Robust graph convolutional networks with directional graph adversarial training

Abstract

Graph convolutional networks (GCNs), an emerging type of neural network model on graphs, have presented state-of-the-art performance on the node classification task. However, recent studies show that neural networks are vulnerable to the small but deliberate perturbations on input features. And GCNs could be more sensitive to the perturbations since the perturbations from neighbor nodes exacerbate the impact on a target node through the convolution. Adversarial training (AT) is a regularization technique that has been shown capable of improving the robustness of the model against perturbations on image classification. However, directly adopting AT on GCNs is less effective since AT regards examples as independent of each other and does not consider the impact from connected examples. In this work, we explore AT on graph and propose a graph-specific AT method, Directional Graph Adversarial Training (DGAT), which incorporates the graph structure into the adversarial process and automatically identifies the impact of perturbations from neighbor nodes.
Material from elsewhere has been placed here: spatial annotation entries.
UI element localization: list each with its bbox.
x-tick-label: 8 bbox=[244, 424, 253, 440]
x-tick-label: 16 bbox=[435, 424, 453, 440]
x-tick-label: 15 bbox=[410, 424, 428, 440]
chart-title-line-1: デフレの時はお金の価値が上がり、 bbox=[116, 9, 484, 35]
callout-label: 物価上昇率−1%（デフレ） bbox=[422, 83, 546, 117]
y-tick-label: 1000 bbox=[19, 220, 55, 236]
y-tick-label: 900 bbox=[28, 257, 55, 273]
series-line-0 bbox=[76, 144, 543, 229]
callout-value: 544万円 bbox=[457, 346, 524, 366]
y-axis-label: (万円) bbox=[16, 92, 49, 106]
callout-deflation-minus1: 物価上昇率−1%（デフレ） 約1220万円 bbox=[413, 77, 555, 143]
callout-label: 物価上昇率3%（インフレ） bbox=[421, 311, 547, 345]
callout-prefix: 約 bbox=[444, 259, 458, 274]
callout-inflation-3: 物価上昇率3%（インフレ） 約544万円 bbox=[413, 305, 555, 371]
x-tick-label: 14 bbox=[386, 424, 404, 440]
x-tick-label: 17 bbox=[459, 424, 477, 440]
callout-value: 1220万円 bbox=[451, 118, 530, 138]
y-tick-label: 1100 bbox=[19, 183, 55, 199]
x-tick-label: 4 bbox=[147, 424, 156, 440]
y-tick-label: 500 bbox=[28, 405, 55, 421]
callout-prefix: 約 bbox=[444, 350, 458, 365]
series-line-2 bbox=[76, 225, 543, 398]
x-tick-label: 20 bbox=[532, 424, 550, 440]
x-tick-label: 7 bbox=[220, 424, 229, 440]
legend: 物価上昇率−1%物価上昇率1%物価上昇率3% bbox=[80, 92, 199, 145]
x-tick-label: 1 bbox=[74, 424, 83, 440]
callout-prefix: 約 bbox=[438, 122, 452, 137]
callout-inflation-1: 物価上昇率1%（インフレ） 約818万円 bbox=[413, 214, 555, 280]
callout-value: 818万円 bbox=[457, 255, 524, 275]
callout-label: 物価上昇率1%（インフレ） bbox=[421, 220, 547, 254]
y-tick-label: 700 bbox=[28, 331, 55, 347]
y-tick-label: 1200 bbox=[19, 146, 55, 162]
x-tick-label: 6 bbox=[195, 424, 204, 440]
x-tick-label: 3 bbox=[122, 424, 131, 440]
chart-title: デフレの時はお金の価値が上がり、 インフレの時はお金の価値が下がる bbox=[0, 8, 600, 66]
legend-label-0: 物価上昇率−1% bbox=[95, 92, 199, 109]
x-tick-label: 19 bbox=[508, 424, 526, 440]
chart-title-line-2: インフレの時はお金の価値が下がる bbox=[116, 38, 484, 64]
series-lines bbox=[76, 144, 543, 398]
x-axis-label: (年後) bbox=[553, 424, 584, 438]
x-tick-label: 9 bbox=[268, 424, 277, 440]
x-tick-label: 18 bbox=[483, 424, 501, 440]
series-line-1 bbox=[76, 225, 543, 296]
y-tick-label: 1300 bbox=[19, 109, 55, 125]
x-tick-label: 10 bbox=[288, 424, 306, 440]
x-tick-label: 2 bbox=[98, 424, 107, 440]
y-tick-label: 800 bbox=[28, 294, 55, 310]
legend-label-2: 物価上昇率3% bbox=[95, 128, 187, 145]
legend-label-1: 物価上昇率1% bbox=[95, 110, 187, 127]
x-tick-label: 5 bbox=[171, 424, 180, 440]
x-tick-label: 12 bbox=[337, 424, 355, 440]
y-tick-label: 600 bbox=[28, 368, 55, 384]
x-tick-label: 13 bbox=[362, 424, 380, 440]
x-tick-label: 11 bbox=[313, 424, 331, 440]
Concretely, we consider the impact from the connected nodes to define the neighbor perturbation which restricts the perturbation direction on node features towards their neighbor nodes, and additionally introduce an adversarial regularizer to defend the worst-case perturbations. In this way, DGAT can resist the impact of worst-case adversarial perturbations and reduce the impact of perturbations from neighbor nodes. Extensive experiments demonstrate that DGAT can effectively improve the robustness and generalization performance of GCNs. Specially, GCNs with DGAT can provide better performance when there are rare few labels available for training.